C’è da aggiungere, ha dichiarato l’avvocato querelante, che la clinica – dove è anche morto in circostanze strane l’ex presidente Eduardo Frei Montalvo – si è rifiutata di consegnare l’elenco di tutto il personale che lavorava lì nel settembre del 1973.

Secondo Contreras il centro di salute ha solo consentito l’accesso al registro di quei lavoratori che erano alle sue dipendenze in quella data e che lo sono ancora oggi, certamente, senza essere liberi di raccontare la verità, poiché non possono dichiarare nulla contro il loro datore di lavoro.

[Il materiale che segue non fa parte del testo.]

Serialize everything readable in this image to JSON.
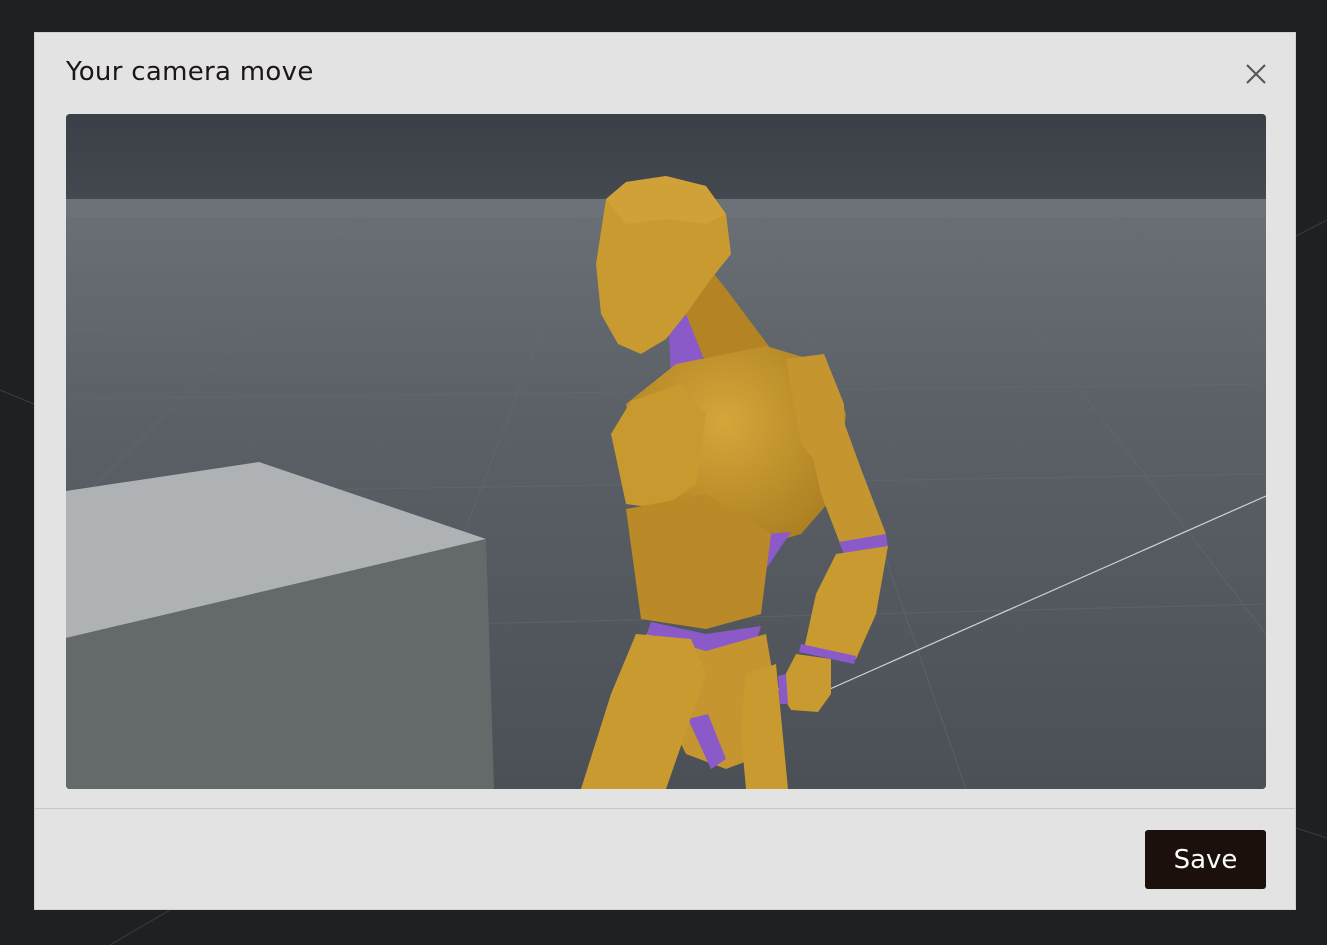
{
  "dialog": {
    "title": "Your camera move",
    "close_icon": "close-icon",
    "save_label": "Save"
  },
  "viewport": {
    "scene": "3d-mannequin-preview",
    "colors": {
      "sky": "#3e424a",
      "floor": "#5a6066",
      "box_top": "#aeb2b5",
      "box_side": "#646a6a",
      "figure": "#c89a32",
      "joint": "#8a5ac8"
    }
  },
  "colors": {
    "dialog_bg": "#e3e3e3",
    "page_bg": "#1f2022",
    "primary_button": "#1c100c"
  }
}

L’avvocato ha ricordato che Neruda fu ricoverato il 19 settembre 1973 e che il medico che ordinò l’iniezione, Sergio Draper, entrò a lavorare in clinica il giorno successivo.

«Non esiste nessuna attestazione che indichi che un medico con quel nome abbia frequentato i corsi nelle facoltà di medicina del Cile», ha esclamato Contreras, sostenendo che nutre forti dubbi sull’identità di quella persona.

Il legale ha insistito sui dubbi che esistono sulla sostanza che è stata somministrata a Neruda, poiché tra i lavoratori della clinica circolano voci che gli sia stata somministrata aria.

«Si è trattato di dipirone, batteri, aria, sostanze tossiche, “gas sarin”, acidi o altro?», si è chiesto Contreras, che insiste sull’incognita del nome del medico o dell’autorità che ordinò di procedere con l’iniezione.

Attualmente le analisi tossicologiche sulle spoglie di Neruda si stanno svolgendo presso il Servizio Medico Legale del Cile, l’Università di Murcia, in Spagna, e l’Università del Nord Carolina, negli Stati Uniti.

[Trad. dal castigliano per ALBAinFormazione di Vincenzo Paglione]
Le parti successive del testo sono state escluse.